Patrons taking in the Cathedral Arts Project Flower Festival in 2021 will experience all of the show’s beauty.
But they will have to imagine the intoxicating scent created by thousands of blooms.
The 36th annual festival will be online, featuring highlights from previous shows with accompanying music. Brother William Woeger is creating the show with cinematographer Ben Drickey.
A spokeswoman for the arts project said that the video will be posted on the group’s website and that they hope to distribute DVDs to area assisted living centers and nursing homes.
The Cathedral Arts Project has a new part-time executive director. Chris Krampe is taking over from Woeger, who announced earlier this year that he was stepping down. Krampe also is the director of fine arts and humanities at the College of St. Mary and is a conductor, composer and keyboard artist.
He promises a mix of Cathedral Arts Project programs this spring.
“There will be something for everyone. CAP directly serves (the cathedral), so the goal isn’t just to provide art for enjoyment, but for spiritual growth and renewal,” Krampe said in a press release.
In addition to making the flower show online only, the arts program has postponed music and art events in favor of smaller, socially distanced gatherings.
Woeger, who founded the Cathedral Arts Project, will stay on as its artistic director. The project has launched a $300,000 major gifts campaign for advancement and sustainability. For more information, visit cathedralartsproject.org.
Omaha filmmaker participating in PBS 50th anniversary project
Pinching pennies is paying off for Omahan Nick Beaulieu.
He decided a while back that he wanted to quit his full-time job, not only to become a filmmaker but also to spend more time with his dad, who was sick.
“I lived frugally for a year and was saving knowing I might need it,” he said.
In January, he took the leap from his account management position at Sojern advertising agency to spend all his time behind the camera. He started working on a documentary that he’s not yet ready to talk about.
Then he got a big break. He was selected to contribute to “American Portrait,” a storytelling project to mark the 50th anniversary of the Public Broadcasting Service.

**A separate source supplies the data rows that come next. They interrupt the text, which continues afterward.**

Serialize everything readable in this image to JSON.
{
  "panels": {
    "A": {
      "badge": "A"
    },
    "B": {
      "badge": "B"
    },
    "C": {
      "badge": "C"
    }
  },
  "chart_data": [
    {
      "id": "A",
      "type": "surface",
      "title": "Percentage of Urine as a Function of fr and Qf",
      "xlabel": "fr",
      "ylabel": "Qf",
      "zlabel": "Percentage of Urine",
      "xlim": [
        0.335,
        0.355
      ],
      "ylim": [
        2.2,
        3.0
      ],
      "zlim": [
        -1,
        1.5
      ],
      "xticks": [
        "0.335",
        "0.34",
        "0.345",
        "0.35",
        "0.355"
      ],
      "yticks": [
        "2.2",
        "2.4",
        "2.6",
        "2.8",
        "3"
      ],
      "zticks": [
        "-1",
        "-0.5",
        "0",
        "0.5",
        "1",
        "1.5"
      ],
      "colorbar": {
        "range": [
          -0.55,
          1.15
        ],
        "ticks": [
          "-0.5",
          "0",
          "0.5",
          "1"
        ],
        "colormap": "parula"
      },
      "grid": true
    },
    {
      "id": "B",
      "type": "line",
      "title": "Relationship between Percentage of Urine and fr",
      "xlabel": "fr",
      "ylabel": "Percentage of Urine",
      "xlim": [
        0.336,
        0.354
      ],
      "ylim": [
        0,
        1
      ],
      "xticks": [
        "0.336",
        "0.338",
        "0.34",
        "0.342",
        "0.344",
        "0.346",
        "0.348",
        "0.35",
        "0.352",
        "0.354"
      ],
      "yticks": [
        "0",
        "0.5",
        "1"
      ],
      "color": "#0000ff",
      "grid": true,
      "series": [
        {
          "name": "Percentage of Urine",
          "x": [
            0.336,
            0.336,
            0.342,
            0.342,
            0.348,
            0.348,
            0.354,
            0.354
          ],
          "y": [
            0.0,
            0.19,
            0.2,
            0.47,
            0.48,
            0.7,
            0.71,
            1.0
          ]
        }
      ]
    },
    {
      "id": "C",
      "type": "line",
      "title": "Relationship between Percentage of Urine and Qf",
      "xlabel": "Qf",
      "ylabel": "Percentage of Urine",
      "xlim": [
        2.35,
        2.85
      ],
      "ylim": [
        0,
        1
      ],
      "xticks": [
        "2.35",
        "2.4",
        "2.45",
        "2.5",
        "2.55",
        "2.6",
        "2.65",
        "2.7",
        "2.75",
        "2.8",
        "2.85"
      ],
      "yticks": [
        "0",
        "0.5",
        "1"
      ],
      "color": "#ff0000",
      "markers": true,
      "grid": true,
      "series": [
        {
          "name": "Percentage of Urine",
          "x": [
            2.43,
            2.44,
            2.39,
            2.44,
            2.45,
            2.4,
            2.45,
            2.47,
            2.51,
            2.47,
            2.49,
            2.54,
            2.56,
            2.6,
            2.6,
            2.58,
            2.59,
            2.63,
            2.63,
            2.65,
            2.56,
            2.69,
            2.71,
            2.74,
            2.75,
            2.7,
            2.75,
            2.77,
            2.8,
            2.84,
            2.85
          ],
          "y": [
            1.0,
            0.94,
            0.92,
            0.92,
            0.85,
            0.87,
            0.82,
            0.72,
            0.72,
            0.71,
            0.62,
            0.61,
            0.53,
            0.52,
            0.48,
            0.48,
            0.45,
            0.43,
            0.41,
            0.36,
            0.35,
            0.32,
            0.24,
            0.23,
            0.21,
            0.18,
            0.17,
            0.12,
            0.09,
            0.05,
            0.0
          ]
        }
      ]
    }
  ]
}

Each person chosen was told to find five people who had stories to tell.
“My goal and objective was to try to capture Omaha in the most well-rounded way I could,” said Beaulieu, a 26-year-old graduate of the University of Nebraska at Omaha. “I thought about interesting people that I knew but hadn’t talked to (in a professional capacity) before.”
His subjects illustrate a cross-section of the city:
Skateboarder Brenton Gomez, who was involved in the fight to save skateboarding ramps at Omaha’s Lynch Park. Beaulieu met him while both worked at Film Streams. “He is a super-interesting guy with lots of dimensions,” Beaulieu said.
Newly elected State Sen. Terrell McKinney. The filmmaker and the lawmaker met as board members for an anti-racism nonprofit. McKinney won the legislative seat held by term-limited Sen. Ernie Chambers. “He had no political experience and a grassroots background. And he had community buy-in,” Beaulieu said of McKinney. “He was different from what you often get from a politician.”
Gladys Harrison, owner of Big Mama’s Kitchen, who ran in the primary election for U.S. Rep. Don Bacon’s seat in Congress. She took over the restaurant when mom Patricia Barron died. “It was a great opportunity to highlight the restaurant and her family lineage,” the filmmaker said. “I know that so many people in Omaha have never been (to Big Mama’s) and have not heard about it. The fact that she learned so much from her mom and grandma makes it a great story about family.”
Artist Watie White. “I was so inspired by his 100 People Project. These are really tall, full-bodied portraits. The scale is so cool.”
Maria Corpuz, who has a local talk show called “Nite Caps.” Beaulieu focused on her tight relationship with her 93-year-old grandmother, who is from the Philippines. “(Grandma) came here and took on the American Dream. To see Maria so inspired by that just really touched me.”
“American Portrait” is described in publicity materials as an initiative that collects stories across the country “to create a digital mosaic of what it means to be an American today.” You can find the work of Beaulieu and others at www.pbs.org/american-portrait.
It largely features user-generated content but PBS also engaged filmmakers such as Beaulieu to tell stories from their own communities, especially those involving people who are unlikely or unable to submit content themselves.
The filmmakers get a stipend, Beaulieu said, which came in handy for his new avocation. He’s also had a few paid film jobs and has received grants to finance his documentary, which he hopes to complete soon.
Beaulieu knew he would enjoy working on the “American Portrait” project.
“It was great to get the opportunity to do something for PBS,” he said. “It’s an organization that every filmmaker strives to be a part of.”
But he was surprised at how collaborative it was, especially when he was miles away from other participants.
“They had Zoom calls with all of the filmmakers — from New Jersey, Alaska, Louisiana. We would share what was going well,” he said. “I didn’t expect that it would turn into something where I would get to meet other filmmakers, but it did and it was cool.